Fig. 3.

Notch is required for recruitment of a Frazzled- and Netrin-rich neuronal cap by interface glia. (A-F) Drosophila embryos were prepared as described in Fig. 1 legend and stained with mAb22C10 (green) and anti-Frazzled (red). A wild-type embryo is shown in A-C′. Boxed region in C is shown in C′. Arrowheads highlight correspondence between axon trajectory and Frazzled distribution. A Notch^ts is shown in D-F′ Boxed region in F is shown in F′. Thick arrows highlight a gap in the Frazzled pattern and a corresponding gap in the longitudinal tract. Thin arrows indicate stalled dMP2 and vMP2 growth cones. In some segments, axons cross between neuromeres despite a gap in Fra accumulation (asterisk). (G-G‴) Notch^ts embryos expressing mCD8-GFP in interface glia (GAL4-605) were fixed and labeled with anti-GFP (green), anti-Frazzled (red) and mAb 22C10 (blue). Overlay of all channels is shown in G. White arrows indicate an intersegmental connection that has failed to develop. G′-G‴ show separated channels, documenting a gap in the Frazzled pattern and a corresponding break in the early axon scaffold despite the presence of an interface glial cell in the gap. (H) A Notch^ts; repo-GAL4; UAS-Notch embryo was prepared as described for A-G and visualized with anti-Frazzled.
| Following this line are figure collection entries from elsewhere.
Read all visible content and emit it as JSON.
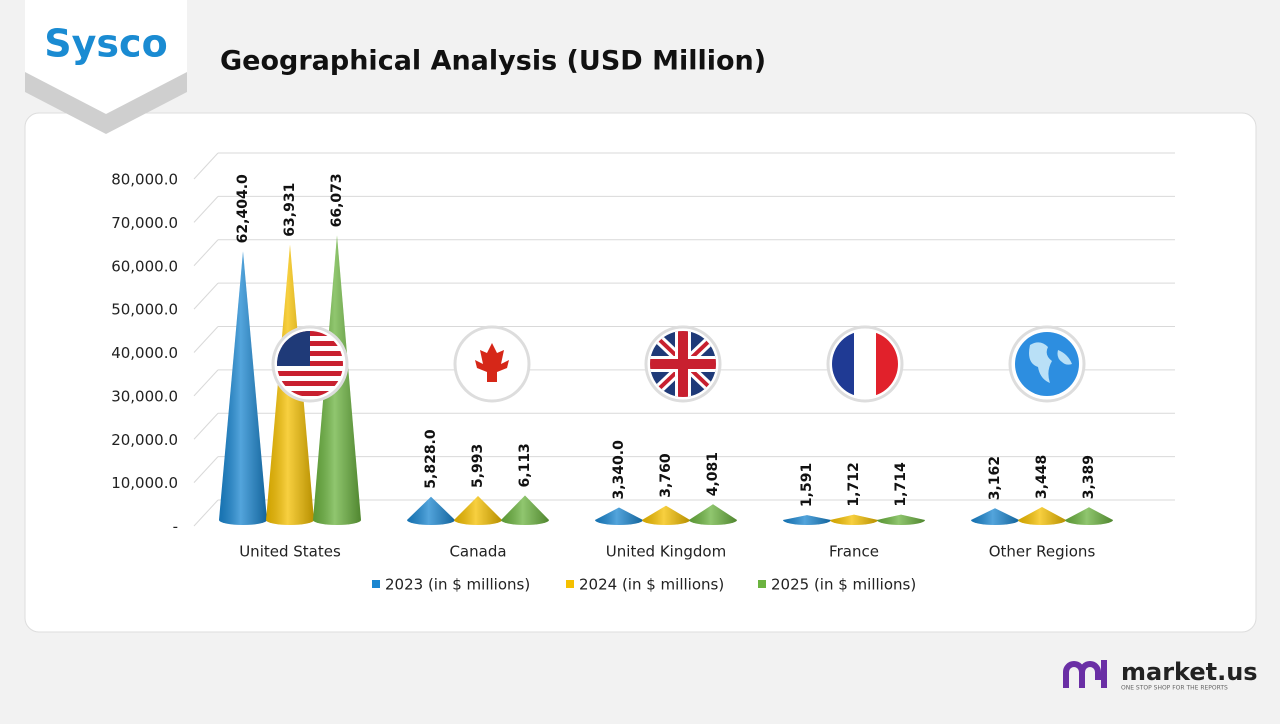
{
  "brand": "Sysco",
  "footer": {
    "logo": "market.us",
    "tagline": "ONE STOP SHOP FOR THE REPORTS"
  },
  "chart_data": {
    "type": "cone-bar",
    "title": "Geographical Analysis (USD Million)",
    "categories": [
      "United States",
      "Canada",
      "United Kingdom",
      "France",
      "Other Regions"
    ],
    "series": [
      {
        "name": "2023 (in $ millions)",
        "color": "#1a86d0",
        "values": [
          62404.0,
          5828.0,
          3340.0,
          1591,
          3162
        ],
        "value_labels": [
          "62,404.0",
          "5,828.0",
          "3,340.0",
          "1,591",
          "3,162"
        ]
      },
      {
        "name": "2024 (in $ millions)",
        "color": "#f5c000",
        "values": [
          63931,
          5993,
          3760,
          1712,
          3448
        ],
        "value_labels": [
          "63,931",
          "5,993",
          "3,760",
          "1,712",
          "3,448"
        ]
      },
      {
        "name": "2025 (in $ millions)",
        "color": "#6bb33f",
        "values": [
          66073,
          6113,
          4081,
          1714,
          3389
        ],
        "value_labels": [
          "66,073",
          "6,113",
          "4,081",
          "1,714",
          "3,389"
        ]
      }
    ],
    "ylim": [
      0,
      80000
    ],
    "yticks": [
      {
        "value": 0,
        "label": "-"
      },
      {
        "value": 10000,
        "label": "10,000.0"
      },
      {
        "value": 20000,
        "label": "20,000.0"
      },
      {
        "value": 30000,
        "label": "30,000.0"
      },
      {
        "value": 40000,
        "label": "40,000.0"
      },
      {
        "value": 50000,
        "label": "50,000.0"
      },
      {
        "value": 60000,
        "label": "60,000.0"
      },
      {
        "value": 70000,
        "label": "70,000.0"
      },
      {
        "value": 80000,
        "label": "80,000.0"
      }
    ],
    "grid": true
  }
}
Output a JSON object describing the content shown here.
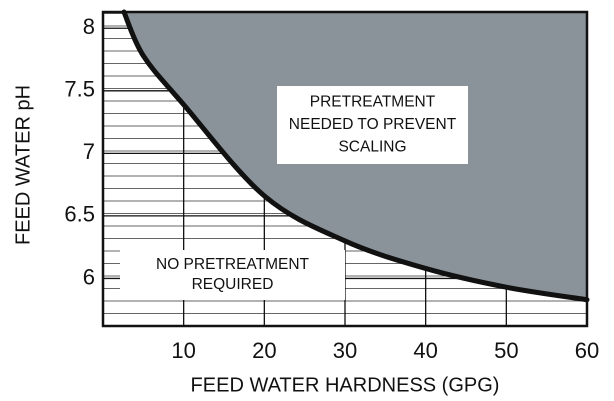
{
  "chart_data": {
    "type": "area",
    "xlabel": "FEED WATER HARDNESS (GPG)",
    "ylabel": "FEED WATER pH",
    "x": [
      2.6,
      5,
      10,
      20,
      30,
      40,
      50,
      60
    ],
    "values": [
      8.13,
      7.78,
      7.39,
      6.66,
      6.3,
      6.08,
      5.93,
      5.83
    ],
    "color": "#8a9399",
    "line_color": "#111111",
    "xlim": [
      0,
      60
    ],
    "ylim": [
      5.62,
      8.13
    ],
    "xticks": [
      10,
      20,
      30,
      40,
      50,
      60
    ],
    "yticks": [
      6,
      6.5,
      7,
      7.5,
      8
    ],
    "grid": true,
    "annotations": [
      {
        "lines": [
          "PRETREATMENT",
          "NEEDED TO PREVENT",
          "SCALING"
        ]
      },
      {
        "lines": [
          "NO PRETREATMENT",
          "REQUIRED"
        ]
      }
    ]
  }
}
Expression of Notch in glia rescues Frazzled distribution in nearby neurons (arrows; compare with B,E,G″). (I) Wild-type or Notch^ts embryos bearing a chromosomal NetrinB-myc ‘knock-in’ (Brankatschk and Dickson, 2006) were temperature-shifted, fixed and visualized with anti-myc. Netrin-myc spreads between segments in wild type, but gaps persist in Notch^ts (N^ts; arrows). (J) Flies of the indicated genotype were temperature-shifted and intersegment connections were assayed with mAb22C10. The thin vertical line on the Notch^ts bar shows s.e.m.